Random r = new Random(DateTime.Now.Second);
byte[] buffer = new byte[32];
r.NextBytes(buffer);
byte[] resp = new byte[6];
String erroneousToken = toHex(buffer);
TimeSpan t = (DateTime.UtcNow - new DateTime(1970, 1, 1));
int timestamp = (int) t.TotalSeconds;
try
{
for (int i = 0; i < 1000; ++i)
{
// build the notification; format is published in APNS docs.

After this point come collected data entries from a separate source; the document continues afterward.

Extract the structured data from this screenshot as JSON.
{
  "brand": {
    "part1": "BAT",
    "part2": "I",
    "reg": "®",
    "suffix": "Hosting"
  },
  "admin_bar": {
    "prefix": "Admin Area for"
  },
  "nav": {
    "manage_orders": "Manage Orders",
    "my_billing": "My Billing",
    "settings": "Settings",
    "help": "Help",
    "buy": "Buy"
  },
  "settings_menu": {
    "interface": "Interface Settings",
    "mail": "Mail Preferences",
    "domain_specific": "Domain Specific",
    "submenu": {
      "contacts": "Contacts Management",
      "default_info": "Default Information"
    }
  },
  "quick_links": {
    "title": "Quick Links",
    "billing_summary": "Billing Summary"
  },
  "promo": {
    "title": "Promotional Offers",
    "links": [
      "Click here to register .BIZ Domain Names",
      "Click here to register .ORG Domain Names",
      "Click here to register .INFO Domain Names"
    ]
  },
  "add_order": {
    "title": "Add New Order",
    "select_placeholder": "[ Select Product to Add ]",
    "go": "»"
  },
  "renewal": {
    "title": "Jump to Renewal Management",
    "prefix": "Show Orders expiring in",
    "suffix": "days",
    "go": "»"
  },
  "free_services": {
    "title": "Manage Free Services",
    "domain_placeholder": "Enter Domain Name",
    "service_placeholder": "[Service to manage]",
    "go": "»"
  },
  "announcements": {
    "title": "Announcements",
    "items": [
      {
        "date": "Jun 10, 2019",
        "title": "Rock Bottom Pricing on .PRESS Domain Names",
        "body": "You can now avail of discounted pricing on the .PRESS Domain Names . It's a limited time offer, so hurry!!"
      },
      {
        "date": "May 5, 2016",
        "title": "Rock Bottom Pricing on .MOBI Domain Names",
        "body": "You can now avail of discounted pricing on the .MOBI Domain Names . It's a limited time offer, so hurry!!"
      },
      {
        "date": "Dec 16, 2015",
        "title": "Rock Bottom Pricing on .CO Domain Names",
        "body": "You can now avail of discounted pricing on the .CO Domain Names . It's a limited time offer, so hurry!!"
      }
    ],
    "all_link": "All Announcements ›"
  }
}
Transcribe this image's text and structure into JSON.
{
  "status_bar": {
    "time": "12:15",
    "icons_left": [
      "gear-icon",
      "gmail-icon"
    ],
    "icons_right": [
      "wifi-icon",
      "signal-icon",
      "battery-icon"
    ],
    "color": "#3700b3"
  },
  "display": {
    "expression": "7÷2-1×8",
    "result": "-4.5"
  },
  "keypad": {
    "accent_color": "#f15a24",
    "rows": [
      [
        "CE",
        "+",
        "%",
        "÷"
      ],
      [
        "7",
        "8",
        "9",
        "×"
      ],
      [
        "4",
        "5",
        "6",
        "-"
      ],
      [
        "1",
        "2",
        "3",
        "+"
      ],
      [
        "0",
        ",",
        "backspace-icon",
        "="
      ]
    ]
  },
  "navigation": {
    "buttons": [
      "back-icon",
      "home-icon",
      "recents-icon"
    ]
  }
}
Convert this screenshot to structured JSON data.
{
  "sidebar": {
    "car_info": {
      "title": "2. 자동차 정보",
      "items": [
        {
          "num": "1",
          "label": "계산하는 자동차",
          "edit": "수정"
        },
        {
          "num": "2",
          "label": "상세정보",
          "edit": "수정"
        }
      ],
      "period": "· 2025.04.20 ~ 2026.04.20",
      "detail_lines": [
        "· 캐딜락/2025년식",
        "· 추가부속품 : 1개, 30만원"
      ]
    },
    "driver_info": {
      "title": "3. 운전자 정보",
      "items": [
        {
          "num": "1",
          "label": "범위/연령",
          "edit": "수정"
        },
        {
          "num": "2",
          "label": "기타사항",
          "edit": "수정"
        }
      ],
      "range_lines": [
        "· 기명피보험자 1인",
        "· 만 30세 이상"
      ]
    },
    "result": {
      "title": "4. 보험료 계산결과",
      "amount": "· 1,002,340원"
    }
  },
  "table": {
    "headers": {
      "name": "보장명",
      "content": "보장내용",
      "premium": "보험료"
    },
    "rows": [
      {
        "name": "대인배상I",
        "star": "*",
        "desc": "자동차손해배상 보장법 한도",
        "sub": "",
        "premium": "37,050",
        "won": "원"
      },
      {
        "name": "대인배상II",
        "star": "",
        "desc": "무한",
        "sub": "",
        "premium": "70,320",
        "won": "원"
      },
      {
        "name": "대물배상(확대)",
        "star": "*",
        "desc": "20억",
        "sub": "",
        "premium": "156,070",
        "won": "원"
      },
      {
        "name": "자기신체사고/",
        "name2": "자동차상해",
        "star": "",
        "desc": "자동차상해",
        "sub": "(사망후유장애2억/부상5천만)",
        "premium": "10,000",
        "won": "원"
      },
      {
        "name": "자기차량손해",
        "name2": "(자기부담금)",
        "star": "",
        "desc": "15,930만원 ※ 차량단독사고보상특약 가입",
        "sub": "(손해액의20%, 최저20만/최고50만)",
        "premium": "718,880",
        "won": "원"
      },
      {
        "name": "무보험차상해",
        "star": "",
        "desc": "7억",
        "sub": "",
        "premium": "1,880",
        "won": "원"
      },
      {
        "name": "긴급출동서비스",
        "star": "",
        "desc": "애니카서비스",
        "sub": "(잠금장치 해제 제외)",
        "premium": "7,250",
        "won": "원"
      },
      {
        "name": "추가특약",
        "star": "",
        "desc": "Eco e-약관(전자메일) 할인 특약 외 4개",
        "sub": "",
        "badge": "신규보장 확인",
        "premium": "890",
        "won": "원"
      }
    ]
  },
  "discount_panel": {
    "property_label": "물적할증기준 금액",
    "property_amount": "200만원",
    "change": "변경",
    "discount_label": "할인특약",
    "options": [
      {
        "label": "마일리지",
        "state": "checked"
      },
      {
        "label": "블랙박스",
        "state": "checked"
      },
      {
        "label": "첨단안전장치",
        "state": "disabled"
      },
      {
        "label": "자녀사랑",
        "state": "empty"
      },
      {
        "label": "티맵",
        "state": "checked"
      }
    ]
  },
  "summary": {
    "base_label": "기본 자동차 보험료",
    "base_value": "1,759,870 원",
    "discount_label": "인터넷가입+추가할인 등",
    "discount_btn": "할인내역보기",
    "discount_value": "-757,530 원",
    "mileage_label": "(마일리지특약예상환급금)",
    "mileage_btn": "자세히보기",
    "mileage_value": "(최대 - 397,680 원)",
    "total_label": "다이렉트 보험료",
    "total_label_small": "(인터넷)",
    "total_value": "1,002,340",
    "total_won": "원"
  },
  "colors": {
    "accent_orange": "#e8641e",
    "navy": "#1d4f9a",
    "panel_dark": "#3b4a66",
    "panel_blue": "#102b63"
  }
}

var not = new ApplicationNotificationBuilder().withToken(buffer).withPayload(
#'{"aps": {"alert":"foo","sound":"default","badge":1}}').withExpiration(
timestamp).withIdentifier(i+1).build();
sslStream.Write(buffer);
sslStream.Flush();
Console.Out.WriteLine("Sent message # " + i);
int rd = sslStream.Read(resp, 0, 6);
if (rd > 0)
{
Console.Out.WriteLine("Found response: " + rd);
break;
}
// doesn't really matter how fast or how slow we send
Thread.Sleep(500);
}
}
catch (Exception ex)
{
Console.Out.WriteLine("Failed to write ...");
int rd = sslStream.Read(resp, 0, 6);
if (rd > 0)
{
Console.Out.WriteLine("Found response: " + rd); ;
}
}
// rdr.Wait(); change to non-infinite timeout to allow error reader to terminate
I implemented server side for APNS in Java and have problems reading the error responses reliably (meaning - never miss any error response), but I do manage to get error responses.
You can see this related question, though it has no adequate answer.
If you never manage to read the error response, there must be something wrong with your code.
Using a separate thread for reading worked for me, though not 100% reliable.
Use a blocking read after write fail - that's what Apple suggest to do, but it doesn't always work. It's possible that you send 100 messages, and the first has an invalid token, and only after the 100th message you get a write failure. At this point it is sometimes too late to read the error response from the socket.
I'm not sure what you mean there.
If you want to guarantee that the reading of the error responses will work, you should try to read after each write, with a sufficient timeout. This, of course, is not practical for using in production (since it's incredibly slow), but you can use it to verify that your code of reading and parsing the error response is correct. You can also use it to iterate over all the device tokens you have, and find all the invalid ones, in order to clean your DB.
You didn't post any code, so I don't know what binary format you are using to send messages to APNS. If you are using the simple format (that starts with a 0 byte and has no message ID), you won't get any responses from Apple.